Mee Jey’s studio is covered in fabric. There are colorful stacks in her studio, cloth balls overflowing out of a box in the closet, and elaborate designs of woven fabric hanging from the ceiling. “I use whatever materials are cheaply or freely available,” she explains.
The artist's work is on display now through December 23 in three windows on Maryland Plaza as part of “A Walking Xmas Carol,” a 21-stop musical and window display in the Central West End. But Jey didn’t set out to be an artist. It wasn’t something people set out to do in her hometown in Bihar, one of the poorest states in India. But Jey always painted, and in the middle of an ethnographic graduate research project she was conducting on Indian folk painters, her guide urged her to pursue art, telling her, “You talk about art as an artist, not as a researcher.”

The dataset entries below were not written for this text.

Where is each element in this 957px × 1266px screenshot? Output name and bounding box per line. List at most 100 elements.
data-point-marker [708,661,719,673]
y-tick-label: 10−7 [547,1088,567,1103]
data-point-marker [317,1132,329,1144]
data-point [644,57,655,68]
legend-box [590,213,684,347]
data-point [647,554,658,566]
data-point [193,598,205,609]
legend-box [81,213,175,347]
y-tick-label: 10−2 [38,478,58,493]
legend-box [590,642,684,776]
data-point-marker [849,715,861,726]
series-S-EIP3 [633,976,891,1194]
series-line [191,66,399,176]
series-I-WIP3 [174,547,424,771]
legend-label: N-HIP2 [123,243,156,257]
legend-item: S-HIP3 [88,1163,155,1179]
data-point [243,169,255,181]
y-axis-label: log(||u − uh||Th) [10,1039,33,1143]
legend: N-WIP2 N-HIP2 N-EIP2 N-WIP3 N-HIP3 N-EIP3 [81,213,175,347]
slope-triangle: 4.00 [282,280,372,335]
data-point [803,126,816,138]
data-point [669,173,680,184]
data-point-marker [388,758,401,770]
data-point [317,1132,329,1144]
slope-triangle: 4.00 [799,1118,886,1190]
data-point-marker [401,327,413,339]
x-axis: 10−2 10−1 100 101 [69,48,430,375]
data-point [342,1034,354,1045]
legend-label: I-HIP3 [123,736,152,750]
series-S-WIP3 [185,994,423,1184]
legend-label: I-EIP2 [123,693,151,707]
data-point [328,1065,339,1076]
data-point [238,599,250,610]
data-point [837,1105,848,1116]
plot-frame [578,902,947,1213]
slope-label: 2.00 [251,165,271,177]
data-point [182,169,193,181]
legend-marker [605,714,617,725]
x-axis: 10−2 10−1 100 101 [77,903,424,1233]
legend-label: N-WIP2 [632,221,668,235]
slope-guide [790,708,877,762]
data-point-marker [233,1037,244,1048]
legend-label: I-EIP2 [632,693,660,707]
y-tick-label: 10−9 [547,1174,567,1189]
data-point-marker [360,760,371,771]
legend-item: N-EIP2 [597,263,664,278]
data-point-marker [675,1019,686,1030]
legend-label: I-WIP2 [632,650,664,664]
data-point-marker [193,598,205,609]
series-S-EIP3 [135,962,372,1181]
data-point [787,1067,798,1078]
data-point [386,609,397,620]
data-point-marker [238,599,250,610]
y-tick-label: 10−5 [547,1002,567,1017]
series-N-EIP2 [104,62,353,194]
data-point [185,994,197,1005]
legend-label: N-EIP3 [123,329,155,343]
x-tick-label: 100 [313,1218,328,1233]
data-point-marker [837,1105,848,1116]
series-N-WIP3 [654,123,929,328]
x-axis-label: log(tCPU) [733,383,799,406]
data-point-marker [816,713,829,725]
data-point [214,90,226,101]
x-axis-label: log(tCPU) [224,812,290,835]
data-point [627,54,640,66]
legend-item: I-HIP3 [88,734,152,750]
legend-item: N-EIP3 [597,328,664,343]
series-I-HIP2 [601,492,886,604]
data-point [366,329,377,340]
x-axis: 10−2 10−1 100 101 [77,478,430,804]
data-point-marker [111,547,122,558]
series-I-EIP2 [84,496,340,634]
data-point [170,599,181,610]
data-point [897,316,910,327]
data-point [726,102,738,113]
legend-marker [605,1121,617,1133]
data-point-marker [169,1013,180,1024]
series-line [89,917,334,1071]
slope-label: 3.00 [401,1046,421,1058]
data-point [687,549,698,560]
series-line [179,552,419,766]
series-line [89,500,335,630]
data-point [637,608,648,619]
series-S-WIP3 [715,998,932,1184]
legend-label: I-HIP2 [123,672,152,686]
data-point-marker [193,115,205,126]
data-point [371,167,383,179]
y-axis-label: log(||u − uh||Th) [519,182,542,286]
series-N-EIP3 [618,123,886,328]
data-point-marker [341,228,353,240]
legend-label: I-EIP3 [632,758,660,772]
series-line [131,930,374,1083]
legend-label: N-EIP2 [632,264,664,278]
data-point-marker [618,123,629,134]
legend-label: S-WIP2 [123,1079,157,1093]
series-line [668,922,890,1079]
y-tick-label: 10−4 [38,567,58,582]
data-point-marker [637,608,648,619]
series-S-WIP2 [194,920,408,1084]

When she tried to break into the art scene in India, she was met with resistance. “I was an outsider in the art world," she says. "Nobody accepted me as an artist." Art in India “was very elitist and exclusive, and we [she and her husband, Jey Sushil] both come from humble backgrounds. Galleries treated us like, 'Who are you? You’re not a buyer. You’re not an artist. Get out of here.'”
So she and Sushil, who at the time was a BBC correspondent, created a relational art project, mainly so they could travel and Jey could create art. It began as a barter. “We’ll paint a little corner of your house in return for your hospitality,” she says. They started with a seven-stop trip through South India in 2014 on motorbike and in 2015, they expanded it to a 45-day trip to accommodate all the invitations. From Kashmir to Goa, they painted over 70 murals alongside families, kids, and villagers.
The project caught the eye of M. J. Warsi, a professor at Washington University, and though attending a university in the U.S. was not originally in her plans, Jey began the MFA program in the Sam Fox School of Design and Visual Arts in 2017. Coming to St. Louis gave Jey the time and space she needed to create art. She also found a supportive community in St. Louis and really began to expand her practice. “Sam Fox gave me the opportunity to create whatever I wanted, and I was just so ambitious,” she says.
Jey uses art to explore everyday life. In one project, she and Sushil created daily videos for an entire year of the two of them discussing art. In her current project, Jey documents Sushil’s daily activities and thoughts in portraits that she creates from materials that include paint, ink and paper, pipe cleaners, faux leather, holographic film, and more.
Her favorite medium, though, is whatever is inexpensive and readily available. Jey points to a towering stack of fabric—“All of this was donated,” she says. When Jey saw the amount of clothing that people discard in St. Louis, she put out a call for donated fabric. She never could have imagined the response. “I had a 10-by-15 studio, and it was so full that I had no space to walk,” she says, laughing.
Recycling the fabric felt natural for Jey. “I come from a childhood where I wore my brother’s clothes, and we would buy one new dress each year,” she says. Working with fabric also connected her to India in another way. “India is one of the largest producers of cotton. Indian and Bangladeshi laborers die working for big manufacturers, and nobody pays them any real compensation,” she says. “They live in the most dire situations, manufacturing for the wealthiest people in the world.”
Jey is mindful of the “memory and identity” of each fabric she works with from its origins on a cotton farm in India to the consumer who purchased it and ultimately donated it to her. “I incarnate it into a different form and it becomes a different thing.”